Phase 2 prospective open label study of neoadjuvant nab‐paclitaxel, trastuzumab, and pertuzumab in patients with HER2‐positive primary breast cancer

BACKGROUND: The objective of this study was to evaluate the safety and efficacy of nab‐paclitaxel, trastuzumab, and pertuzumab as neoadjuvant therapy (NAT) in patients with human epidermal growth factor receptor 2 HER2+ breast cancer (HER2+ BC) to determine pathologic complete response (pCR), invasive disease‐free survival (iDFS), and overall survival. METHODS: Forty‐five patients with HER2+ BC Stages II–III were to be enrolled from 2013 to 2017. Patients were treated with weekly nab‐paclitaxel (100 mg/m(2) intravenously), weekly trastuzumab (4 mg/kg loading dose, then 2 mg/kg), and six cycles of pertuzumab (840 mg loading dose, then 420 mg intravenously day 1 every 21 days). RESULTS: Median follow‐up was 60 months (95% CI, 32.3–55.6) and pCR was 29/45 (64%). The 5‐year iDFS for patients who achieved pCR (N = 29) was 96.3% (95% CI, 76.5–99.5) and non‐pCR patients (N = 16) was 74.3% (95% CI, 39.1–91.0). The 5‐year overall survival (N = 45) was 94.1% (95% CI, 77.6–98.5). Based on hormonal status, the 5‐year iDFS for HR+ pCR patients (N = 14) was 92.3% (95% CI, 56.6–98.9) and for HR− (N = 15) was 100% (p = .3).
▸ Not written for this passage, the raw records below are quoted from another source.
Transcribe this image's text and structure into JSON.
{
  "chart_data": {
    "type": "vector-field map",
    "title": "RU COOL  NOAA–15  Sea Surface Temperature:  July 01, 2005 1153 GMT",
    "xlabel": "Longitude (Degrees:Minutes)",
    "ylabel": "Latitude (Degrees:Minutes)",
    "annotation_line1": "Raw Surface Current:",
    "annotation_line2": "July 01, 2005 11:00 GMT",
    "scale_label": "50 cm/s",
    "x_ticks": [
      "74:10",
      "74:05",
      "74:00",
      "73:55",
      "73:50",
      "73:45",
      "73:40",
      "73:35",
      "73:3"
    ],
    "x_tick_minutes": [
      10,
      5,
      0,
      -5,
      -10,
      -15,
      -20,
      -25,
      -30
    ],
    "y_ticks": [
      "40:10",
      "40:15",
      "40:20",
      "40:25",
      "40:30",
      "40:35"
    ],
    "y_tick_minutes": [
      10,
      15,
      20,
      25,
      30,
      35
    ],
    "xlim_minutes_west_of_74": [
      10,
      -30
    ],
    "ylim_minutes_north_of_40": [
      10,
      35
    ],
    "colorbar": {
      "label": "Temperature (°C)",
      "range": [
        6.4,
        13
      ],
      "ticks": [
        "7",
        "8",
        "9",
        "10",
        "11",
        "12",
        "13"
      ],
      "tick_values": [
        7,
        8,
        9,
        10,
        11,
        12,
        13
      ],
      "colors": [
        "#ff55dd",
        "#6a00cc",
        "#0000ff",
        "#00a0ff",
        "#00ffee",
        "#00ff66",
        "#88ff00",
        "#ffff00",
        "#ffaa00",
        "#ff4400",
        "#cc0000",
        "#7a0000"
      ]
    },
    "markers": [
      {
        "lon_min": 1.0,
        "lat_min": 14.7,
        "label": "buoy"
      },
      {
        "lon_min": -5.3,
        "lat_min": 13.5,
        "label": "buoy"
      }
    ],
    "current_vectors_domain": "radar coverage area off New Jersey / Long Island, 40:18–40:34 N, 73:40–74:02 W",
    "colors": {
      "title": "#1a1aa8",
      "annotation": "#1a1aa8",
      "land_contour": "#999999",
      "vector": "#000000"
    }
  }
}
CONCLUSIONS: This anthracycline/carboplatin‐free regimen with nab‐paclitaxel achieved a pCR rate of 64% in patients with HER2+ BC. The 5‐year iDFS in patients with and without pCR was 96.3% and 74.3%, respectively. The pCR rate is comparable with docetaxel, carboplatin, trastuzumab, and pertuzumab therapy in the NAT setting, but with fewer treatment‐associated toxicities. This finding suggests the possibility of safe avoidance of anthracyclines and carboplatin as components of NAT in patients with HER2+ BC.